The evidence that we are an urban society,
whether or not we live in a town, can be put together merely by listing all
those aspects of life which no longer take place within walking distance of a
person’s house.
The list would include at least the following:
* Education * Industry * Employment * Medical
Care * Recreation * Shopping * Social contacts * Relatives * Social Services *
The law * Local government * Control of housing
In residential areas, home is now reduced to
the admittedly not unimportant matters of eating, sleeping, baby-care,
hospitality and loneliness. Above all it is also the place where people guard
their privacy.
Most of human life, its broken relationships,
ethical dilemmas, hopes and fears for the future, now takes place among the
first group of activities, for the most part outside the residential area. When
problems do arise within the home, people tend to keep them a closely guarded
secret.
Clergy and ministers in residential areas will
still find plenty to occupy their time, but almost inevitably their work will be
biased towards the very old and the very young, because these are the ‘captive’

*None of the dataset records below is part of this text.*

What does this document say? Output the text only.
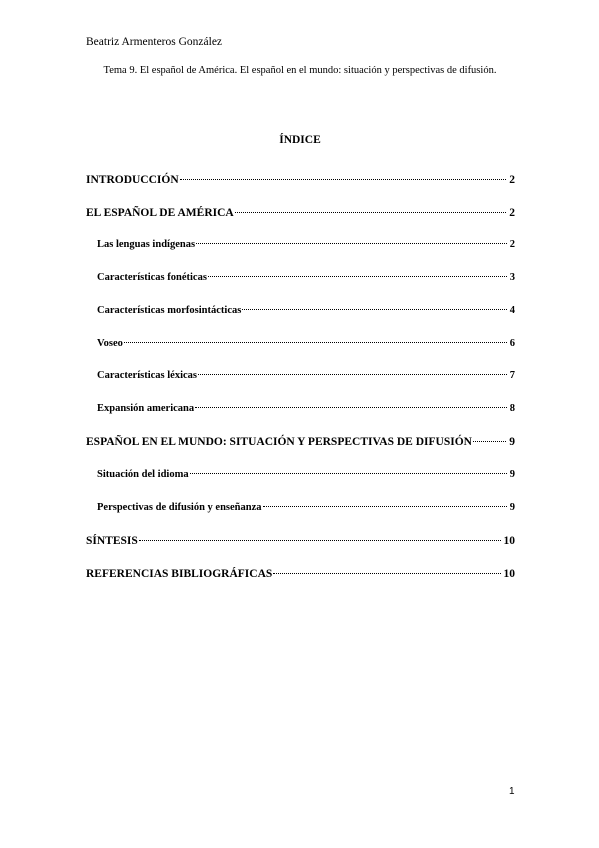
Beatriz Armenteros González
Tema 9. El español de América. El español en el mundo: situación y perspectivas de difusión.
ÍNDICE
INTRODUCCIÓN	2
EL ESPAÑOL DE AMÉRICA	2
Las lenguas indígenas	2
Características fonéticas	3
Características morfosintácticas	4
Voseo	6
Características léxicas	7
Expansión americana	8
ESPAÑOL EN EL MUNDO: SITUACIÓN Y PERSPECTIVAS DE DIFUSIÓN	9
Situación del idioma	9
Perspectivas de difusión y enseñanza	9
SÍNTESIS	10
REFERENCIAS BIBLIOGRÁFICAS	10
1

groups, the dependent half of the population, the only ones to whom the minister
can still gain ready access. Echoes here of the imbalance to be found in the
life of many supposedly ‘successful’ churches!
Occasionally the local church or its clergy
may be able to bandage the wounds of someone spiritually injured in the melée
outside the home, but only the lay people with their contacts and circles of
relationships away from the immediate locality will be able to do anything to
redeem the way life is lived in the melée itself.
Yet churches should have a greater priority to
exercise a prophetic role among the former group of activities away from the
home - for this is where people live the bulk of their waking lives - rather
than a pastoral role within the residential area.
This urban society has been evolving for
generations in parallel with a tide of thinking which has led in the latter part
of the twentieth century to the dominant notion of a ‘secular’ society.
Old traditions of community based on where we
live, or based on our shared origins, were like crutches that have supported
half-committed Christians for generations; for where local community life was
strong, so were the churches.
To refuse to accept the change as God-given is
to pretend to live in an age now past. Accepting it enables us to explore how
God is already working in this new and more complicated world, and to discover
how to receive his grace to establish his Kingdom within it.
For what is emerging is either a jungle of
competing self-interest or else the City of God; either a place where the
disadvantaged will suffer or where God will enable us to experience himself in
true community.
Remarkably there is very little new in this
situation. The early church was to be found in just such a multi-cultural,
fluid, urban society in the great Roman towns. And just the same problems were
to be found there: overcrowding, unemployment, broken relationships, sexual
licence, racial tension, violence and insecurity.
In that situation, where was the church? Not
among the socially secure, helping them to escape to their villas, but in among
the insulae, the ‘tower blocks’ of 1800 years ago, where it took courage to
live out a transforming faith in alien surroundings.
Here was the ‘alternative society’ living
out its experience of new life and proclaiming the Gospel of reconciliation
among all the existing problems, working intimately and flexibly in small
groups, evolving a style of being ‘church’ which was shaped by its context,
not hiving off into a corner for security.